Trading volume in stablecoin Tether (USDT) has weakened in recent months, falling from more than $53 billion on Oct. 26 to less than $20 billion today, according to CoinMarketCap data. There has been no shortage of developments surrounding the Tether project, however, including more drama surrounding an investigation by New York Attorney General Letitia James. We’ll get to that in a moment, but first, QuantumEconomics.io Founder Mati Greenspan illustrates an “ebbing” in Tether’s trading volume, particularly over the last couple of weeks in the below chart. This after Tether muscled its way into the top four cryptocurrencies based on market cap last month after many altcoins have seen their values plummet.

Source:

Greenspan also notes that over the past several months, Tether’s market cap hasn’t really budged.

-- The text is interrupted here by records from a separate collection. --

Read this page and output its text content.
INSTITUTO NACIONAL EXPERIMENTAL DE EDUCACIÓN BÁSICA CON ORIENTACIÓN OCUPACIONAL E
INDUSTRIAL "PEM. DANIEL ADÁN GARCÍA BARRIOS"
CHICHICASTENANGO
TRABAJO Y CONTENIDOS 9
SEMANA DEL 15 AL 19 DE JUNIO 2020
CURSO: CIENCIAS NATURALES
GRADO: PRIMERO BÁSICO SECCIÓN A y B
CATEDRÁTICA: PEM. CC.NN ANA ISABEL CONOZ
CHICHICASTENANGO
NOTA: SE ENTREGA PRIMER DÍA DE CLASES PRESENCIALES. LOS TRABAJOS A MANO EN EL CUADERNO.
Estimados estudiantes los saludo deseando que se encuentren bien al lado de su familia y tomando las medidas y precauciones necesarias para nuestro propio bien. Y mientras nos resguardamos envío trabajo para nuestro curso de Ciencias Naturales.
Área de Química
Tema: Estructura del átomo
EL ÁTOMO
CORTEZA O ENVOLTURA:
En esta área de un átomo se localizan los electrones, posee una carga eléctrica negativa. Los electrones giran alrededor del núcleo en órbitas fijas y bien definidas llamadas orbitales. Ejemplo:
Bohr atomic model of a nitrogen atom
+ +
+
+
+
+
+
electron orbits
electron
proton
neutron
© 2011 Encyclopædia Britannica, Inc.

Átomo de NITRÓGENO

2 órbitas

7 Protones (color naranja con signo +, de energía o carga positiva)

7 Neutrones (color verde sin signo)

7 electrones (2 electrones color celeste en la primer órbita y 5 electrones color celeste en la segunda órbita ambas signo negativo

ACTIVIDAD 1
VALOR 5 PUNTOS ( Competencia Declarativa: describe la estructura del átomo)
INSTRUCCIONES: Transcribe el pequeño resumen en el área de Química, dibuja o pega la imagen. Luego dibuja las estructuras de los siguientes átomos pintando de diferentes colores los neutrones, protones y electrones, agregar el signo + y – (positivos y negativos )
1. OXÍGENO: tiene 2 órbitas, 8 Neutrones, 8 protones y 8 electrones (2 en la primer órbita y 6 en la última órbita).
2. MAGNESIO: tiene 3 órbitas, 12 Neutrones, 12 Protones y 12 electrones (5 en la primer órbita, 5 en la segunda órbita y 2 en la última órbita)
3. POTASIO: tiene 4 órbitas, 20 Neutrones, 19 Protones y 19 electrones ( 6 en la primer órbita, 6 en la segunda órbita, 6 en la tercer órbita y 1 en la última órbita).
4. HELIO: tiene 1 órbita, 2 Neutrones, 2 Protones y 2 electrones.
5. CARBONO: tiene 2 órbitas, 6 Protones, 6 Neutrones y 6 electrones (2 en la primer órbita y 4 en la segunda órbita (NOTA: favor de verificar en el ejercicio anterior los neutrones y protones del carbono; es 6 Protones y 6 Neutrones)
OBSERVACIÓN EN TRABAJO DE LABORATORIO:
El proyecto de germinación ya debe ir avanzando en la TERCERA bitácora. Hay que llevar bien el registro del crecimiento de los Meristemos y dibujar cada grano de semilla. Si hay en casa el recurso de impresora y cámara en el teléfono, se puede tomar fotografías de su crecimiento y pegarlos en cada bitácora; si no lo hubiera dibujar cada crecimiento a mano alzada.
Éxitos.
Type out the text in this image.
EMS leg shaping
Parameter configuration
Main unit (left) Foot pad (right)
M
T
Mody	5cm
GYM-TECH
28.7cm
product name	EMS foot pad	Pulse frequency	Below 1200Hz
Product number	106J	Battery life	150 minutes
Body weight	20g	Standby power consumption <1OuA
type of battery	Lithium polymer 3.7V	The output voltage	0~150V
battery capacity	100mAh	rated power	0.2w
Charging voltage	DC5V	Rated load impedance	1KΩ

Source: Greenspan on Twitter 

New York Battle

Tether has been under investigation by the New York Attorney General but is not taking it sitting down. The AG in recent days doubled down on its case against Tether and Bitfinex in a New York Supreme Court Appellate Division, the focal point of which is on the US dollar reserves backing the stablecoin. In a December court filing, the AG states:

“[Tether and Bitfinex] had, step by step, dissipated the cash backing tethers: first by going from actual cash in hand to $625 million in an inaccessible Crypto Capital account; and then by replacing even that questionable source of backing with nothing more than a $625 million IOU from Bitfinex.”

The Tether team has fired back, calling the AG’s claims “baseless” and noting that the New York AG is neither Tether’s nor Bitfinex’s regulator. In its retort, Tether states:

“Tether has proven itself to be a useful, liquid, and trusted digital asset in the crypto ecosystem, and its use case and market capitalization since the New York Attorney General began this proceeding has grown, not shrunk. Tether serves a key function in the digital economy, and the community’s chosen stablecoin is here to stay.”

Tether and Omni

Meanwhile, Tether is the “mainstream USD stablecoin,” boasting a “total capitalization of 80% of stablecoin markets,” according to Cointelegraph. Now Tether has revealed in a press release to Cointelegraph that it will sponsor the next core update for Omni,  Omni Core 0.7.0. Finance Magnates describes Omni as “a platform for creating and trading custom digital assets and currencies on top of the Bitcoin protocol.” The updates are comprised of “much faster indexing of transactions and the update to the decentralized exchange.”

It’s full circle for Tether, whose tokens were first hosted on the Omni protocol, though the stablecoin has expanded to other platforms since then. The breakdown of USDT circulation is as follows:

Cointelegraph warns, however:

“While holding USDT, you must remember that: – On the Omni and EOS blockchains, Tether can freeze owners’ tokens. – On Ethereum and Tron, they can add the account to a blacklist and destroy USDT. – On Liquid, such opportunities must also exist, since Bitfinex is a Liquid Member.”